One idea that was popular at the time were passive communication satellites. This is what led to the ECHO balloons, that certainly were not tiny sats. Going to the extreme, it was surmised that perhaps an artificial ionosphere of some sort might be made.
Enter MIT's Lincoln Labs, who worked closely with the Department of Defense. They imagined an artificial ionosphere made up of millions upon millions of tiny dipole antennae, nothing more than .7" (1.78cm) long copper wire "needles". 
This was Project West-Ford.
You, too, can make a full scale model of a West Ford needle!
All you need is #32 gauge copper wire.
Image by Robert Little
There were two launches, one in 1961, the second in 1963. These "needles" would be deployed by a dispenser, which when carrying the tiny copper antennae that would be spun off would have a mass of 88 pounds (40 kg). Only the second one worked, and then not very successfully. In theory, a radio signal could be bounced off this cloud. In practice, not very well. 

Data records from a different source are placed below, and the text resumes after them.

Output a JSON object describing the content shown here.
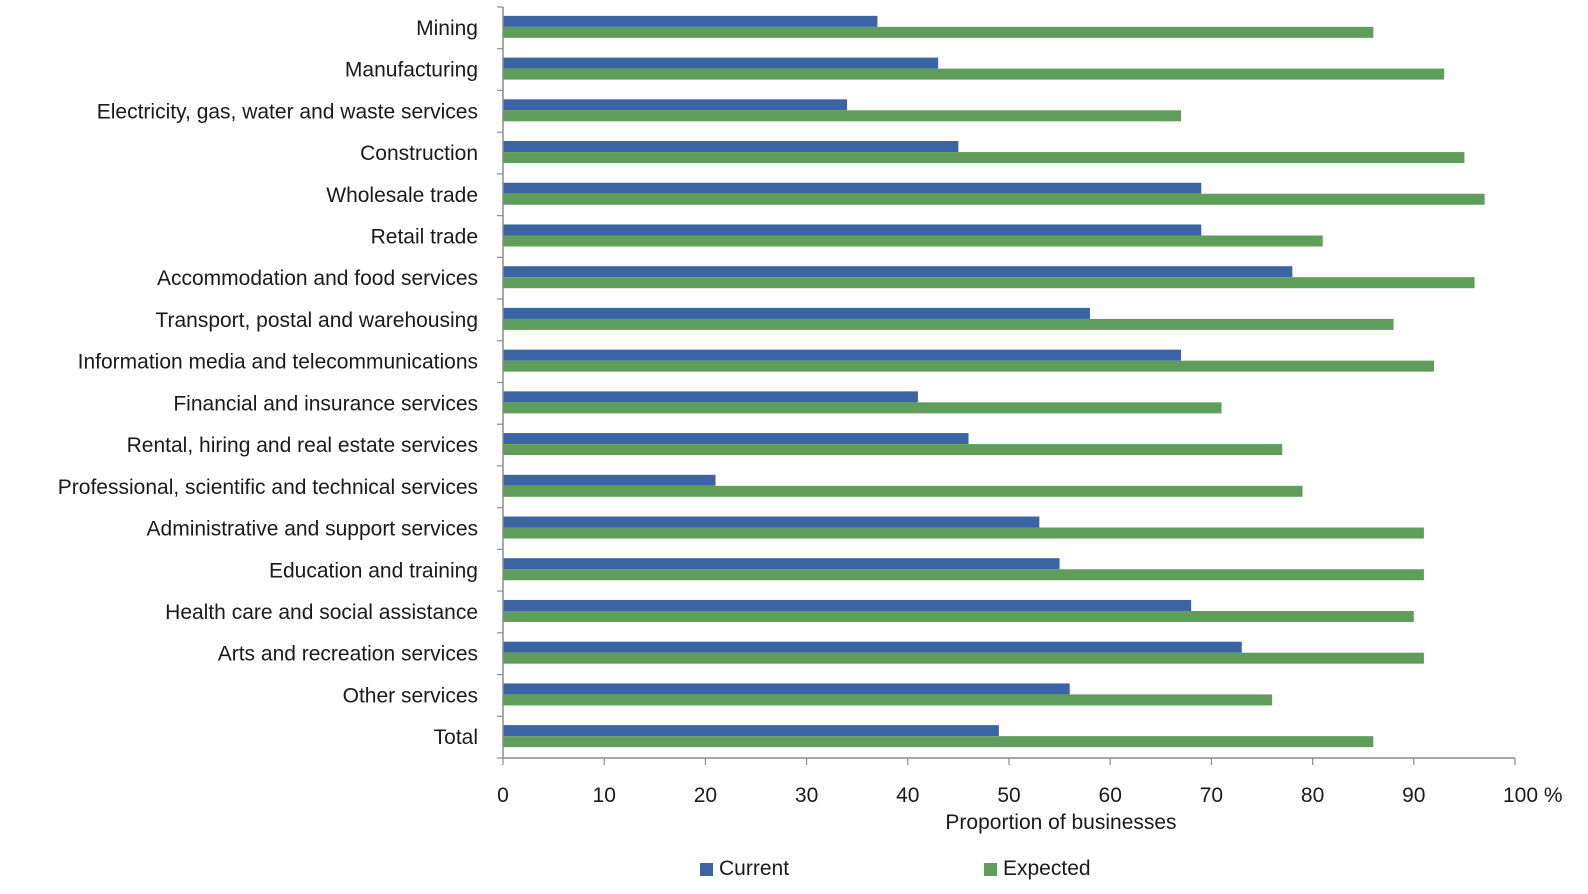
{
  "chart_data": {
    "type": "bar",
    "orientation": "horizontal",
    "categories": [
      "Mining",
      "Manufacturing",
      "Electricity, gas, water and waste services",
      "Construction",
      "Wholesale trade",
      "Retail trade",
      "Accommodation and food services",
      "Transport, postal and warehousing",
      "Information media and telecommunications",
      "Financial and insurance services",
      "Rental, hiring and real estate services",
      "Professional, scientific and technical services",
      "Administrative and support services",
      "Education and training",
      "Health care and social assistance",
      "Arts and recreation services",
      "Other services",
      "Total"
    ],
    "series": [
      {
        "name": "Current",
        "color": "#3a64a4",
        "values": [
          37,
          43,
          34,
          45,
          69,
          69,
          78,
          58,
          67,
          41,
          46,
          21,
          53,
          55,
          68,
          73,
          56,
          49
        ]
      },
      {
        "name": "Expected",
        "color": "#5f9e5a",
        "values": [
          86,
          93,
          67,
          95,
          97,
          81,
          96,
          88,
          92,
          71,
          77,
          79,
          91,
          91,
          90,
          91,
          76,
          86
        ]
      }
    ],
    "xlabel": "Proportion of businesses",
    "xlim": [
      0,
      100
    ],
    "xticks": [
      "0",
      "10",
      "20",
      "30",
      "40",
      "50",
      "60",
      "70",
      "80",
      "90",
      "100 %"
    ],
    "grid": false,
    "legend_position": "bottom"
  }
}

There were plenty of concerns about this idea. Radio astronomers were not too pleased, as were their visual cohorts. Those fears proved for naught, pretty much as did the idea. At the time, there was little concern about the notion of orbital debris; by that point in time, there simply wasn't that much of it. Perhaps millions of those little high velocity needles are still in orbit.
A short time later, the first active geosynchronous communication satellite would be launched; Syncom 2, in July of 1963. This ended the idea of passive communication satellites. Considering those tiny high velocity space needles, this was a good thing.
The need for tiny satellites would continue. With improvements in technology, it was getting easier to pack more and more into these small spacecraft. Today, they live on in CubeSats and others. 
Still, most need to "hitchhike". There are some out there who are dreaming of tiny little rockets to lob these very specialized payloads into orbit. This has the potential to truly democratize space.